C'est peut-être une coïncidence mais le premier album montrait une pochette se rapportant à la mer, les deux suivants à la terre et celui-ci semble dépeindre un paysage aérien. C'est un hasard où il y a là une sorte de fil rouge thématique ?
Oh intéressant ! Je ne crois pas avoir déjà remarqué ça. Il y a clairement une intuition derrière ça, mais je trouve que c'est plutôt cool et il y a peut-être quelque chose d'inconscient là-dedans. Mais il y a bien certains thèmes communs entre les albums, principalement parce que j'ai tendance à me fixer sur certains thèmes particuliers et sur ces références croisées entre les albums. Par exemple le morceau d'ouverture “Exhaler” et probablement plus lié à “Veil Of Imagination” au niveau des paroles que le reste de “Epigone” et j'ai toujours eu l'impression qu'il servait en quelque sorte à lier les deux albums. En tout cas il va falloir que je garde en tête une imagere liée au feu pour le prochain album !

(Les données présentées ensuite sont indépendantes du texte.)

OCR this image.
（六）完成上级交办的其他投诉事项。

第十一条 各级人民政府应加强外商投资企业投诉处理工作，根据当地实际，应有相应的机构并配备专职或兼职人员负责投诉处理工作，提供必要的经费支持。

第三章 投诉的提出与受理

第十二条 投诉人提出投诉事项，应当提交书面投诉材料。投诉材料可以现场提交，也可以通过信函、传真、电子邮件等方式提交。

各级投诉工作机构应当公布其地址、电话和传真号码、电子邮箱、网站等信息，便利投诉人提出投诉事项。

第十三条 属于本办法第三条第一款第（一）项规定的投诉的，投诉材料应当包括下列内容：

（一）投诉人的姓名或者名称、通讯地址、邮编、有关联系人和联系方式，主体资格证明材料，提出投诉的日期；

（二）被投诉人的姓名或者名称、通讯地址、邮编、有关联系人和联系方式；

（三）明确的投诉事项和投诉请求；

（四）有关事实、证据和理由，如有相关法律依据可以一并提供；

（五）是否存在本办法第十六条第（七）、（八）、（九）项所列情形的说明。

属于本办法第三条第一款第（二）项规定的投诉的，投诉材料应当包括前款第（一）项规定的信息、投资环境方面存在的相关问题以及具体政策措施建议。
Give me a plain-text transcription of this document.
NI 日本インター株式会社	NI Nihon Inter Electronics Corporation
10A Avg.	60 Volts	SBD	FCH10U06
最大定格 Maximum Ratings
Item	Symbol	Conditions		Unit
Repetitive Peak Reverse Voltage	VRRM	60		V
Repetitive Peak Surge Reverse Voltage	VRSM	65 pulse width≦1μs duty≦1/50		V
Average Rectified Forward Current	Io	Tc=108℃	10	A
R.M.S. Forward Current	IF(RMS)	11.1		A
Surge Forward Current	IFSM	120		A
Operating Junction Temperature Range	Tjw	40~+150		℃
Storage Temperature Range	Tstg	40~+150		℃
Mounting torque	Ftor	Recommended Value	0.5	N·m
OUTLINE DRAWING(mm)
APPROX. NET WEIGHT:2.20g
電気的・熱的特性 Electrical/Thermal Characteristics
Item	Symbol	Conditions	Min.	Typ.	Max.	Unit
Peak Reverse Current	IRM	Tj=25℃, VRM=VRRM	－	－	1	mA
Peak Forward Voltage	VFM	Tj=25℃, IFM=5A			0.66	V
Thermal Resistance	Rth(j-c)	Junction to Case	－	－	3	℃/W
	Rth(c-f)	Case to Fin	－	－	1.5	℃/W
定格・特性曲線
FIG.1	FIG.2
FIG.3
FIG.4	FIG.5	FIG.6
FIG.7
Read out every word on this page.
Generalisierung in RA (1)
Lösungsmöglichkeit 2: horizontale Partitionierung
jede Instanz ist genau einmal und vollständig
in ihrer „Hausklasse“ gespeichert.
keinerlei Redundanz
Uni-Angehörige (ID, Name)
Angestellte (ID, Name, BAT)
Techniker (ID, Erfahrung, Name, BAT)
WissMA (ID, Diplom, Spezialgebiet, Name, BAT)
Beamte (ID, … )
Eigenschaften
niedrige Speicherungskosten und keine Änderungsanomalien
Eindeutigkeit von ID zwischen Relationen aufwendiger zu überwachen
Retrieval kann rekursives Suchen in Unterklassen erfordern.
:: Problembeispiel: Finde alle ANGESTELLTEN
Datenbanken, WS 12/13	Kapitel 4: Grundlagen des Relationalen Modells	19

Quel a été le déclic qui vous a motivés à vous diriger vers une musique plus progressive, plus profonde et plus sombre après avoir eu des influences folkloriques assez marquées ? Car si l'on peut encore sentir cet héritage votre musique a tout de même pris un virage plus dur, plus symphonique et plus riche.
Honnêtement je pense que c'était une évolution plutôt naturelle pour nous et ce n'était ni conscient ni forcé. Évidemment notre premier album “ Olden Tales And Deathly Trails“ est le plus folk de tous et nous aimons toujours cet album et aimons y revenir. Une fois terminé nous avons réalisé que nous ne voulions pas être piégés dans ce type de musique. Nous voulions plus de liberté pour nous amuser et étendre notre musique avec différentes textures et ambiances tout en essayant de garder ce qui fait l'essence de l'atmosphère de WILDERUN. Je ne serais pas surpris si ce côté folk revenait plus fortement sur nos prochains albums, c'est toujours une grosse part de ce qu'on est, nous avions juste besoin d'explorer des formes de compositions plus éclectiques pour garder les choses intéressantes.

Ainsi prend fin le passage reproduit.